Aside from contributing cash into the business, some owners also contribute equipment and other assets, and this entitles them to an owner’s equity in the company. This equity allows owners to withdraw money from the business. To know whether you should compensate yourself in the form of salary or draw, you should understand the equity. From an accountant’s perspective, equity is the value of your business, and they compute it by:
Assets – Liabilities = Equity
Wherein the assets are all the resources of the business, including cash, equipment, and inventory. On the other hand, liabilities are expenses or obligations of the company that needs to be paid, such as bills and business loans. For example, if a company decides to sell all of its assets for cash and use the money to settle all obligations, the remaining cash would be the true value of the business.
Paying Yourself As a Business Owner: What You Should Know
Paying Yourself as a Sole Proprietor
When you form a sole proprietorship, you have to understand that your equity balance can increase through business profits and capital contributions. Alternatively, the equity can go down every time the owner draws money from it or when it suffers from business losses.
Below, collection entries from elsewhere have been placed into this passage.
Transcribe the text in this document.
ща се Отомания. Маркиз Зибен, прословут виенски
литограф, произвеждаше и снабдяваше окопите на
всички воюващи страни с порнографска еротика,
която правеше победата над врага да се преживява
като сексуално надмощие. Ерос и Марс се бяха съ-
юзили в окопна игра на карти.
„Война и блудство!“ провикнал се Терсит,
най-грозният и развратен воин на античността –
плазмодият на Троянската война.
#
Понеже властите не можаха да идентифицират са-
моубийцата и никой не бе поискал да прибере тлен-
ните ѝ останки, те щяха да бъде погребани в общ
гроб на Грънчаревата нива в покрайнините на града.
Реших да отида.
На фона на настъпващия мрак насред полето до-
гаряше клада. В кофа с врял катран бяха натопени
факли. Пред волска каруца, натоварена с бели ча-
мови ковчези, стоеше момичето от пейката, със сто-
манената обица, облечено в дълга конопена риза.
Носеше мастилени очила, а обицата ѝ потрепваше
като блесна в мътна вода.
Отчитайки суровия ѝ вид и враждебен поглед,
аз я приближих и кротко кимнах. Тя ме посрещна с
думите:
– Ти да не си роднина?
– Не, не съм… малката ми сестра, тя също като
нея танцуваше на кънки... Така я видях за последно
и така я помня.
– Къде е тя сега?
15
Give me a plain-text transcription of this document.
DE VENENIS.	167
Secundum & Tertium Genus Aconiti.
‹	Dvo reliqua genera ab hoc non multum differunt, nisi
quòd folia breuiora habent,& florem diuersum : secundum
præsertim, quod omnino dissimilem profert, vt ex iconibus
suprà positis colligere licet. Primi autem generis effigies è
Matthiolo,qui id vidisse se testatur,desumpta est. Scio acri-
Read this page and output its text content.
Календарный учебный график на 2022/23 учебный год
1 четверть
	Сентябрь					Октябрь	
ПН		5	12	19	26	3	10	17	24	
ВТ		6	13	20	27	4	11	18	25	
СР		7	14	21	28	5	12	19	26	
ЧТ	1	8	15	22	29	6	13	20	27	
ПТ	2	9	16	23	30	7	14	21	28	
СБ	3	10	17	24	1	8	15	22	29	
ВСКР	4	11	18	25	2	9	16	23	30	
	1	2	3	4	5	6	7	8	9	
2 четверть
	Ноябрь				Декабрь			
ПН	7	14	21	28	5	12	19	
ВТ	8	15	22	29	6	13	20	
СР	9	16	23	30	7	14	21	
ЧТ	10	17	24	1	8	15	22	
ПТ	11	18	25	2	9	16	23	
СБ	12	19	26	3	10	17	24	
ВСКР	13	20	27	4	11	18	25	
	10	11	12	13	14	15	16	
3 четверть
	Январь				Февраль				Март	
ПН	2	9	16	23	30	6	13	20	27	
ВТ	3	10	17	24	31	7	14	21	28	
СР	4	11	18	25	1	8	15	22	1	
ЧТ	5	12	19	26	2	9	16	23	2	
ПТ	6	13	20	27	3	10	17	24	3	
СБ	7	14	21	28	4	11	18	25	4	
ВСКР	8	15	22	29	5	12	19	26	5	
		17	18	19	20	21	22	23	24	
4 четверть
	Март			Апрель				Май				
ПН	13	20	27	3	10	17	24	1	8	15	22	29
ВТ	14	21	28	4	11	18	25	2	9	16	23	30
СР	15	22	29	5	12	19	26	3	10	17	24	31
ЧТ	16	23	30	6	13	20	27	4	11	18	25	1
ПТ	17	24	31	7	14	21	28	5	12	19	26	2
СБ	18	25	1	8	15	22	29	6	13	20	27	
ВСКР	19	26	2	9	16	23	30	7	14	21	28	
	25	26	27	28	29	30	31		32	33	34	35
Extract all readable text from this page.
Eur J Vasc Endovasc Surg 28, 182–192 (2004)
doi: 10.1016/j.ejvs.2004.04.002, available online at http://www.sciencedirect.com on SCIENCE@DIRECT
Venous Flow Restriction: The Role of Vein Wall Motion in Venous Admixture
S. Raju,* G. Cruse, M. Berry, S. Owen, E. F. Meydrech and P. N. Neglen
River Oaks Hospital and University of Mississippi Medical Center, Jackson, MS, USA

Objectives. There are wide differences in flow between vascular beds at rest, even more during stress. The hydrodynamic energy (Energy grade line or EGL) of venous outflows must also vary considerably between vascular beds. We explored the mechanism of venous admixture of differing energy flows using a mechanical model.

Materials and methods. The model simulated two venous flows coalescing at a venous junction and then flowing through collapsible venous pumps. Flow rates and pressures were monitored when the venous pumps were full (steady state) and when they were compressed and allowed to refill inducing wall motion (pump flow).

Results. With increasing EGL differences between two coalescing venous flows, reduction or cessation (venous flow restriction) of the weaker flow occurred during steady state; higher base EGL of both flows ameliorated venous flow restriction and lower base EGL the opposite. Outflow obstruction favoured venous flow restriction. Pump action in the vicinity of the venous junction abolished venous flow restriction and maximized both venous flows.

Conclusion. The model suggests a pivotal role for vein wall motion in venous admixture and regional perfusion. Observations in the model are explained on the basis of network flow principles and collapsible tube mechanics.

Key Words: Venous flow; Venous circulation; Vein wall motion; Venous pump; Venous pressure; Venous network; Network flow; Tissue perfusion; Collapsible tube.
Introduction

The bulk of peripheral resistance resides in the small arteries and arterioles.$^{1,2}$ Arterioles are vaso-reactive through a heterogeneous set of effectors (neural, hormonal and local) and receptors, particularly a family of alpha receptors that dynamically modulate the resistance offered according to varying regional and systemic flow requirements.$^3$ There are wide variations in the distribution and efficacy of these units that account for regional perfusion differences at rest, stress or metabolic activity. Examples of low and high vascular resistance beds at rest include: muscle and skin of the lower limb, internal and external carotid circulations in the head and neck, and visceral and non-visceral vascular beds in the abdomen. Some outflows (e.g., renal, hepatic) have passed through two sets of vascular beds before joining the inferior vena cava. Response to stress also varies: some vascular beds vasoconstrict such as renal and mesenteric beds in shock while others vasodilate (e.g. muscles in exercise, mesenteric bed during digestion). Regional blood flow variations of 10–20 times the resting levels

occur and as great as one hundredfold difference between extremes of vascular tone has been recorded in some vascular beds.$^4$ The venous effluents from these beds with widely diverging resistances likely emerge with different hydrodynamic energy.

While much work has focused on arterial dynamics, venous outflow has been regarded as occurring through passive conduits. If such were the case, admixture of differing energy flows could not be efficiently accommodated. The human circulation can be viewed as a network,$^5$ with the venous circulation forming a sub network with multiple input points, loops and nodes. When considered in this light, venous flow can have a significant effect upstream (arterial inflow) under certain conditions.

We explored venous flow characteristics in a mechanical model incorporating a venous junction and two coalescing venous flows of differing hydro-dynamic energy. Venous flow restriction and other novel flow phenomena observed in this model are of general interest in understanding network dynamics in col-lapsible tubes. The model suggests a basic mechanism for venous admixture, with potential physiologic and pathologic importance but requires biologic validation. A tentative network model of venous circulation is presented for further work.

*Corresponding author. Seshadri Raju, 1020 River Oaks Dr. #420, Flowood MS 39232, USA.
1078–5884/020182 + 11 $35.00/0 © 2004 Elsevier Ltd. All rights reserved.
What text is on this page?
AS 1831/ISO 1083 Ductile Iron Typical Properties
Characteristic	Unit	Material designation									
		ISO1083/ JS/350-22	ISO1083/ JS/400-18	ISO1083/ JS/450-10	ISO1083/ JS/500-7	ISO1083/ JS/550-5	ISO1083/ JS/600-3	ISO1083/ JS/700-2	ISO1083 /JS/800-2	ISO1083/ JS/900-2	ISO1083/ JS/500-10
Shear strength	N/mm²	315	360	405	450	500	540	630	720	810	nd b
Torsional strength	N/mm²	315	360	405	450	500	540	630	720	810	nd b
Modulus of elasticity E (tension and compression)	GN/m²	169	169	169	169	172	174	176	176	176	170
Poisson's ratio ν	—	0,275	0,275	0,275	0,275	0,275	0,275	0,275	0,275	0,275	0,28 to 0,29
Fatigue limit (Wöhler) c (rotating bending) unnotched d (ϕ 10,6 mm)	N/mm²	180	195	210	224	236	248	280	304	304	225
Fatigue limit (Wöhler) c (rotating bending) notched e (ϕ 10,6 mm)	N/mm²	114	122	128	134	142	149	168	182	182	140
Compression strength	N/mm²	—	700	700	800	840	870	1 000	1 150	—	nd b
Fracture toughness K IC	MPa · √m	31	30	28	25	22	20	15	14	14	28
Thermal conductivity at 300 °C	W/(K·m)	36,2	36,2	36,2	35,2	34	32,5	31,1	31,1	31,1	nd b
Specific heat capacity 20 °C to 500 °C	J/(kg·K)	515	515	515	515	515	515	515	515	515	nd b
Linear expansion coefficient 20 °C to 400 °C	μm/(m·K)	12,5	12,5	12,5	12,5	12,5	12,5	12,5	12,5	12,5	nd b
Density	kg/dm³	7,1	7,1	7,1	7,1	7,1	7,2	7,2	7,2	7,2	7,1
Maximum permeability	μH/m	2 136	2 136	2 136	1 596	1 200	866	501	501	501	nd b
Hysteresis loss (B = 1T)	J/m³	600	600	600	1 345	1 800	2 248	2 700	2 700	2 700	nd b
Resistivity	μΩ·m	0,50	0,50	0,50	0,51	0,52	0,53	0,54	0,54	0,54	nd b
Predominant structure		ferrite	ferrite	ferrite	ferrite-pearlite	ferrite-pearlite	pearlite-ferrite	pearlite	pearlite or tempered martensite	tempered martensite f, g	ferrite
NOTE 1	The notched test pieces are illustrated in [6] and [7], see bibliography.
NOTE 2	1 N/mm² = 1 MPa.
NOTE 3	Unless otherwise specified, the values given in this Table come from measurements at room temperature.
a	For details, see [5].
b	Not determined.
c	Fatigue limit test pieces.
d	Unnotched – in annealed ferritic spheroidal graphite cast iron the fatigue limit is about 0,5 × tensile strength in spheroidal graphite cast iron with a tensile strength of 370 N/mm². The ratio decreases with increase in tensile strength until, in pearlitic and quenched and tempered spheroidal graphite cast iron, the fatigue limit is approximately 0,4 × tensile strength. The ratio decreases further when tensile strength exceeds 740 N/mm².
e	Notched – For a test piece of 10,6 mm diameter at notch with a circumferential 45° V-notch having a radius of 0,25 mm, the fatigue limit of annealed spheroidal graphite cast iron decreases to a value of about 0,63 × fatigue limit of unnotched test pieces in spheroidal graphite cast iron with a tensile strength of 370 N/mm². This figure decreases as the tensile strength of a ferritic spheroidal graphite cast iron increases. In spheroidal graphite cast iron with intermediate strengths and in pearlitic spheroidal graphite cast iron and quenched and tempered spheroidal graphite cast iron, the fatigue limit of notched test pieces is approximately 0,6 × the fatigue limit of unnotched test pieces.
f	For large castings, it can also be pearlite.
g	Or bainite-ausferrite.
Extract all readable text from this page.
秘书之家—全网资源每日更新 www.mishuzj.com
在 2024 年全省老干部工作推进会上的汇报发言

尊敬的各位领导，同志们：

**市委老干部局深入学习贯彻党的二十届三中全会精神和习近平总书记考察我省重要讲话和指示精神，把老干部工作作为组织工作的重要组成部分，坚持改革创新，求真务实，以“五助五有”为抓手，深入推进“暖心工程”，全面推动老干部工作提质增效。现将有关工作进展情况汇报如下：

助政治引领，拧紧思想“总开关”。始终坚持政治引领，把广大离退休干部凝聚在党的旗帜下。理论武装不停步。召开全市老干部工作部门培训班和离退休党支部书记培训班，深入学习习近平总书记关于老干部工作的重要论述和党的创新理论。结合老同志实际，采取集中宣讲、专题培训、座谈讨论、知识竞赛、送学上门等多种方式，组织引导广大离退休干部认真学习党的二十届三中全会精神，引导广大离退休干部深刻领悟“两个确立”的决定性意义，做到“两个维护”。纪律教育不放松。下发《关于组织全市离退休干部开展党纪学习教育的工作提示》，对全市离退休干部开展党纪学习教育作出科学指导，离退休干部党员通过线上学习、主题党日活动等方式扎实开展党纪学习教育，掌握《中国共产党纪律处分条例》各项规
For example, John registered his shoemaking business as a sole proprietorship and contributed $50,000. This means that John’s owner equity account has a balance of $50,000. Say, the company earned $40,000 in profits. Since John is the sole owner, his equity account would become $40,000, with the $40,000 declared as a profit on the personal tax return. When the year ends, John can choose to get an owner’s draw or take an owner’s equity. Should John choose to pay himself $30,000 a year, it would be regarded as a business expense and will reduce the profit.
Paying Yourself in a Partnership
If your business’s legal structure is a partnership, you have to take into account your partnership agreement. For example, John starts a partnership with Charlie to begin a lounge bar. The agreement states that the profit will be shared equally. When the business began, John contributed $100,000 to the company. During the course of the year, the business earned $50,000 in profit. If John chooses to draw $10,000 at the end of the year, his balance sheet will look like this:
$100,000 contribution + $25,000 share of profits – $10,000 owner draws = $115,000 partner equity balance
Note that partners cannot take out a salary. They can also get a guaranteed payment, which also effectively lower the partnership’s profit.
Paying Yourself from a Limited Liability Company (LLC)
As a corporate shareholder, you may be entitled to receive a dividend. However, some companies may choose to withhold paying dividends and use the earnings to fund the business.
How Should You Pay Yourself?
The amount you should withdraw or take out from the company should not, in any way, affect the business operations. Make sure that it has enough funds to continue its processes before making a draw. How you should pay yourself ultimately depends on how successful your business is. If your business is flourishing, there is no reason why you should deprive yourself of enjoying the fruits of your labor. In fact, paying yourself as a business owner can be an excellent way to help you work harder.